Originalists in the Reagan mold believe the federal government possesses only those powers specifically granted to it by the Constitution. Under the Constitution, the role of the courts is strictly limited. Their job is neither to make laws nor amend the Constitution but to interpret the laws and the Constitution as written, guided by the plain meaning of the words and the intent of the Framers.

"Judges are not to overturn the will of legislative majorities absent a violation of a constitutional right, as those rights were understood by the Framers," Judge Robert Bork once explained. "[J]udges may look to the text, structure, and history of the Constitution, but are prohibited from inventing extra-constitutional rights."

Bork himself paid a high price for fidelity to this principle, and the Reagan Administration's experience with his nomination helps illustrate why reform of the Supreme Court itself is needed.

When Reagan nominated Bork to the Court in 1987, liberal politicians and their allies in the media and in special-interest groups targeted him for character assassination. His views were systematically mischaracterized and maligned.

Even though Bork had been a law professor at Yale and had served with distinction as a judge on the U.S. Court of Appeals for the District of Columbia, four members of an American Bar Association review panel had the audacity to rate him "not qualified" to serve on the Supreme Court.

What they really meant is that they feared Bork's intellectual power and commitment to an originalist interpretation of the Constitution.

Left's Desperation

The liberal elite are desperate to keep the Supreme Court on their side to advance liberal policy priorities that lack the popular support to win approval from state legislatures or Congress. It was not elected lawmakers who expelled God from the public square, conferred due process rights on al Qaeda terrorists and forced states to educate illegal aliens. It was unelected justices on the Supreme Court. For decades, this is the way the American left has won its most important political battles-not at the ballot box, but in court.

Because this is so, the liberal establishment will do whatever it can to stop the confirmation of originalist justices. If it cannot stop the confirmation, it will attempt to seduce the justice into its own ranks once he is sitting on the court. As I wrote in Men in Black, President Nixon clearly understood this when he was trying to decide whether to nominate Harry Blackmun to replace Justice Abe Portas after the Senate had rejected Nixon's first two choices for that vacancy.

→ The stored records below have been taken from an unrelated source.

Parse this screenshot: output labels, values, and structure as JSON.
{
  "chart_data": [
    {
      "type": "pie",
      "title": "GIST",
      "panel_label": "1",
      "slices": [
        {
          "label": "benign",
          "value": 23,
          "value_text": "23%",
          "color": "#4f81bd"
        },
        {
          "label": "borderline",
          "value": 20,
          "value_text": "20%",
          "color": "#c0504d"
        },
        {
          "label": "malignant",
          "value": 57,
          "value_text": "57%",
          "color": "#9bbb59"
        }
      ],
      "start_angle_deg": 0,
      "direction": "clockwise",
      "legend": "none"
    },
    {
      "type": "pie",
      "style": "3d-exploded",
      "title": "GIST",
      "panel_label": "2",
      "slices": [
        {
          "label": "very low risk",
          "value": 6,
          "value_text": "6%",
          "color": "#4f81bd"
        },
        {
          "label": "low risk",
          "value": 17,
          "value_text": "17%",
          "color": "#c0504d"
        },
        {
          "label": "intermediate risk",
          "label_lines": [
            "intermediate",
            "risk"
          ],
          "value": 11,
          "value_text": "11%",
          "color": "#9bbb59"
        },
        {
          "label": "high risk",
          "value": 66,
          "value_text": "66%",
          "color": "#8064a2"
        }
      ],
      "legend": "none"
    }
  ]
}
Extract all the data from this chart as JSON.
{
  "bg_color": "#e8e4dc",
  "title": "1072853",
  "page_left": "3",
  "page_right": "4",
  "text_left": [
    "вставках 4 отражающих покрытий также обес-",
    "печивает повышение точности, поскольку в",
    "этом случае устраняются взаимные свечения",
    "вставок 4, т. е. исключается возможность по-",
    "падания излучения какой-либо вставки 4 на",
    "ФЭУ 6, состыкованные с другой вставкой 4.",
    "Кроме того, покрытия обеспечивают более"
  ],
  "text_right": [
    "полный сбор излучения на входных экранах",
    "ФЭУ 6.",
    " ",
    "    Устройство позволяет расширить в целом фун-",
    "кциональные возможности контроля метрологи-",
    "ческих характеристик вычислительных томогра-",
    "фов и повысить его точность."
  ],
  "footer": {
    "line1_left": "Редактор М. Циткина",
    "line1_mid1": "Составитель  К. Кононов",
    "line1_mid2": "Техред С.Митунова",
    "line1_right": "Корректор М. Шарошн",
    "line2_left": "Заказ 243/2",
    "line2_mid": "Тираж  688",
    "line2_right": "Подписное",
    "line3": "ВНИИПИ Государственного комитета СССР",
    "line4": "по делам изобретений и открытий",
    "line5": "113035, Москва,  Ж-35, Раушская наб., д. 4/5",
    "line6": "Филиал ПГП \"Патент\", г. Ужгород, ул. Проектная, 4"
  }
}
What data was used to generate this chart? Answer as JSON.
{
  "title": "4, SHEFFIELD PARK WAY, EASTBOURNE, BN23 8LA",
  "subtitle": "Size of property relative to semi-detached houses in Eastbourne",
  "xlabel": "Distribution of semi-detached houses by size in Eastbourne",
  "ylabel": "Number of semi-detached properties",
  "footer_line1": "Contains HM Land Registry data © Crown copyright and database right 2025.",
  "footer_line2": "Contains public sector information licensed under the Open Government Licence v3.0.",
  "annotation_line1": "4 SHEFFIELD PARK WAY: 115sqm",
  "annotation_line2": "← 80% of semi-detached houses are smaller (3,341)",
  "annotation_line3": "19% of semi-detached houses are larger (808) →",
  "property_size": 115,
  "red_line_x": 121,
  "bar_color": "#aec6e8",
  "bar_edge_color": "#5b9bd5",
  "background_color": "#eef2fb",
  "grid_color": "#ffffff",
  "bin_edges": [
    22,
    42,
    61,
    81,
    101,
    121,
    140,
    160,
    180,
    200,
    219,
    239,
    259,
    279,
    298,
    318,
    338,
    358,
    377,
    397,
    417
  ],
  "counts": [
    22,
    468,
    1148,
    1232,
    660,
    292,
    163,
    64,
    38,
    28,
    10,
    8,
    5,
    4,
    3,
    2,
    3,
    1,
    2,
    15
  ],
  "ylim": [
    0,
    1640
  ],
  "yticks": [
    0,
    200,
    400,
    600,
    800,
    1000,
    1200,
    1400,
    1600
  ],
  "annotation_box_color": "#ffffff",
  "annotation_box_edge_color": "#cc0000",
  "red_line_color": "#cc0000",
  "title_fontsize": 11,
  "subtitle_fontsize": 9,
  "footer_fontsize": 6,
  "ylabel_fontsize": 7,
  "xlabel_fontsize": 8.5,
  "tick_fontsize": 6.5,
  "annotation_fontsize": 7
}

Blackmun later recalled that Nixon asked him, "What kind of woman is Mrs. Blackmun?" When Blackmun wondered what this question was getting at, Nixon said, "She will be wooed by the Georgetown crowd. Can she withstand that kind of wooing?"

Blackmun contended she could. But. later, when Blackmun was contemplating whether the Constitution protected a right to privacy that encompassed a right to abortion. Mrs. Blackmun turned out to he the best-placed lobbyist for the pro-abortion movement. As Bob Woodward and Scott Armstrong revealed in The Brethren, the justice's wife told one of Blackmun's pro-abortion clerks: "You and I are working on the same thing. Me at home and you at work."